Jamie Harris: Our economy as a whole, as primarily a consumer-based economy, is transportation, as you know, is the lifeblood of moving goods in our country. We believe our relationship management of our carriers clearly is paramount to our success because it gives us access to capacity that others just don't have. It gives us the ability to react quickly as we mentioned. We do several things that we believe create loyalty among our carriers to RXO. First of all, we mentioned a little bit earlier our platform, our access to the customer base we have allows the transportation business where there's a person with one truck or five trucks or a company that has 100 trucks. But for the especially small driver or that small company, it gives them access through our platform to a customer base of shippers that they likely can never get access to without somebody like us.

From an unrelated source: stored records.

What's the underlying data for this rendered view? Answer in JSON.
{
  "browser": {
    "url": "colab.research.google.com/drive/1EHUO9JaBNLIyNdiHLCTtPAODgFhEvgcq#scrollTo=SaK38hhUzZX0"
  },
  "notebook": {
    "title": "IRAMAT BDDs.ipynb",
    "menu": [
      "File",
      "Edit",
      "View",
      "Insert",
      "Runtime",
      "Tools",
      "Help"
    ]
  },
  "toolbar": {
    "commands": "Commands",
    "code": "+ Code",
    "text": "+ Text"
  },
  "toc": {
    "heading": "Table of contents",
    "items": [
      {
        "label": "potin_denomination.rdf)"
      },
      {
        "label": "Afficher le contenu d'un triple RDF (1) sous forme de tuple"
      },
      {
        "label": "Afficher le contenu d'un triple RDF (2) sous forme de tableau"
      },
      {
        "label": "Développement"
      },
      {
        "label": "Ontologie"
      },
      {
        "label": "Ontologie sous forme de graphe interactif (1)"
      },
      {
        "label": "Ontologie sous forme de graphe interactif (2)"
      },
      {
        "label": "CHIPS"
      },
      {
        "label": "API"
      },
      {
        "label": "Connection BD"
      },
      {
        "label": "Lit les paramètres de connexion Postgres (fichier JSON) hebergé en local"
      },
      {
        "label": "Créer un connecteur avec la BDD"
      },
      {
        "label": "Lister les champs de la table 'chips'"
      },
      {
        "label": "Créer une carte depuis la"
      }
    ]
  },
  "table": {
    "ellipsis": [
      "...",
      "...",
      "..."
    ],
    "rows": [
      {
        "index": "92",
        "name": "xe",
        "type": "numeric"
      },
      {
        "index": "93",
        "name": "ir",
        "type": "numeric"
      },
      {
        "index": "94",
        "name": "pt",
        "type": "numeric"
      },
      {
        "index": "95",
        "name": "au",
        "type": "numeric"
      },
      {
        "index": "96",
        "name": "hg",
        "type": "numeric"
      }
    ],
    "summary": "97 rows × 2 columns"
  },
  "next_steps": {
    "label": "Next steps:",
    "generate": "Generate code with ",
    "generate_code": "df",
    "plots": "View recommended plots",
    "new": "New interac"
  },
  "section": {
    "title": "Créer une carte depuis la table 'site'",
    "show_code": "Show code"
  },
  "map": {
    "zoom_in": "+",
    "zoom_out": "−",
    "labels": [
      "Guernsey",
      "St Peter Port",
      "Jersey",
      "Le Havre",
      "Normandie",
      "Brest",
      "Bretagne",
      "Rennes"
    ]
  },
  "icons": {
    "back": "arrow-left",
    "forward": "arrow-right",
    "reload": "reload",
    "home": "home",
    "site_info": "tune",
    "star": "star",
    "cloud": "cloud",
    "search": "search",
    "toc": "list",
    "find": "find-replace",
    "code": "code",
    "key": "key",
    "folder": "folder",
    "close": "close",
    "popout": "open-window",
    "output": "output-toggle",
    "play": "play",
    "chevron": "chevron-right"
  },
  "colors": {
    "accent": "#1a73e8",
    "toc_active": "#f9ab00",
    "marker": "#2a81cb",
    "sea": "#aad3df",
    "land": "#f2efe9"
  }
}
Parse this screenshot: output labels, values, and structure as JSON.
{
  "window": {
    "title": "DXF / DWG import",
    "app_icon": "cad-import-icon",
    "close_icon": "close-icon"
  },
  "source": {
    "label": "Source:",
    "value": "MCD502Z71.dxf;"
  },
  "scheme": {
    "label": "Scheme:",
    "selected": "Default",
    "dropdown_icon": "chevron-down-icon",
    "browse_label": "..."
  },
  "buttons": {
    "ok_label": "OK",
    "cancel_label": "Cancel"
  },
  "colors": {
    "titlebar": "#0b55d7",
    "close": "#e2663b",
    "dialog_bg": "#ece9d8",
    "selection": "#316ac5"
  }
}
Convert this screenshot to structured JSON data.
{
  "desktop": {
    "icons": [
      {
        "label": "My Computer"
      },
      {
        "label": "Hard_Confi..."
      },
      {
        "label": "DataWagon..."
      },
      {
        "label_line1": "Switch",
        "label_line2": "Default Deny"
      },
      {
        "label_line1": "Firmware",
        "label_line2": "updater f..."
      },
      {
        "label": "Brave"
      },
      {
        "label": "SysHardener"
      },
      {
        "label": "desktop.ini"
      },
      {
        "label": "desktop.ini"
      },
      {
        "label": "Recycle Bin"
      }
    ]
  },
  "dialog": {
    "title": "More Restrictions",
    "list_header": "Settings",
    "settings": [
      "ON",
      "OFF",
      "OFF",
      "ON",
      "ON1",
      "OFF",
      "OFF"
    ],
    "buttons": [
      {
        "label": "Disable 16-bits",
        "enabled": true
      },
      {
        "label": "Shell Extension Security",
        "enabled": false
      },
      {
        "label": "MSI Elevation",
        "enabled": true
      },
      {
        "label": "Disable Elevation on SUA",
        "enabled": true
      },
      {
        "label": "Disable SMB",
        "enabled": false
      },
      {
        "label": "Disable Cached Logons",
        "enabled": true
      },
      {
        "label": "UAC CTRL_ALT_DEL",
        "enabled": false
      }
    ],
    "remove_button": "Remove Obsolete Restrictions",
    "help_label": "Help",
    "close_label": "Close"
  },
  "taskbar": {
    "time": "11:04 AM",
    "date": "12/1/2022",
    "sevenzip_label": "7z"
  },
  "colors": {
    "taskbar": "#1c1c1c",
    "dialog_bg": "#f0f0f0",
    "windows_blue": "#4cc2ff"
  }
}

We believe it helps them just from a pure running their business and being more efficient. Again, the only thing they have to sell is asset utilization, customer service, and their time. If we can make their time more efficient, we can make their capacity utilization better, it actually helps them be a better customer service agent for their customers, which is also our customer. We think that's a big plus. The other thing is we have a rewards program, a loyalty program, if you will. We're able to go out and help. We actually negotiate cost on a scale basis for things like maintenance, tires, fuel. If you're one of our carriers, you're able to participate in our rewards program. By virtue of that, we actually help you run your business more cost-effectively. If you're a small carrier, say, you're a carrier with five trucks, you can't buy some of those repair services or some of those supplies with the same level of purchasing scale that we can provide as a whole.

We know that also is a big advantage for reasons for carriers to stay with us for a long period of time. We've had tremendous relationships with our carriers. Very large percentage of our carriers come back to us over and over for more business. That's one of the reasons why we see the brokerage trends continue to move in our favor on the secular basis because we're able to react to swings in the marketplace and demand much, much more quickly than a transportation provided it relies purely on assets because they have a limited amount of capacity. Our capacity, we've quoted before, we have over 100,000 carrier relationships, which is equivalent of about 1.5 million trailers that we can run. That's a lot of capacity for shippers who have big swings in demand from time to time.

Ricky Mulvey: Jamie Harris, he's the Chief Financial Officer of RXO. Thanks for joining us on Motley Fool Money.

Jamie Harris: Thank you, Ricky.

Chris Hill: As always, people on the program may have interest in the stocks they talk about and the Motley Fool may have formal recommendations for or against, so don't buy or sell stocks based solely on what you hear. I'm Chris Hill. Thanks for listening. We'll see you tomorrow.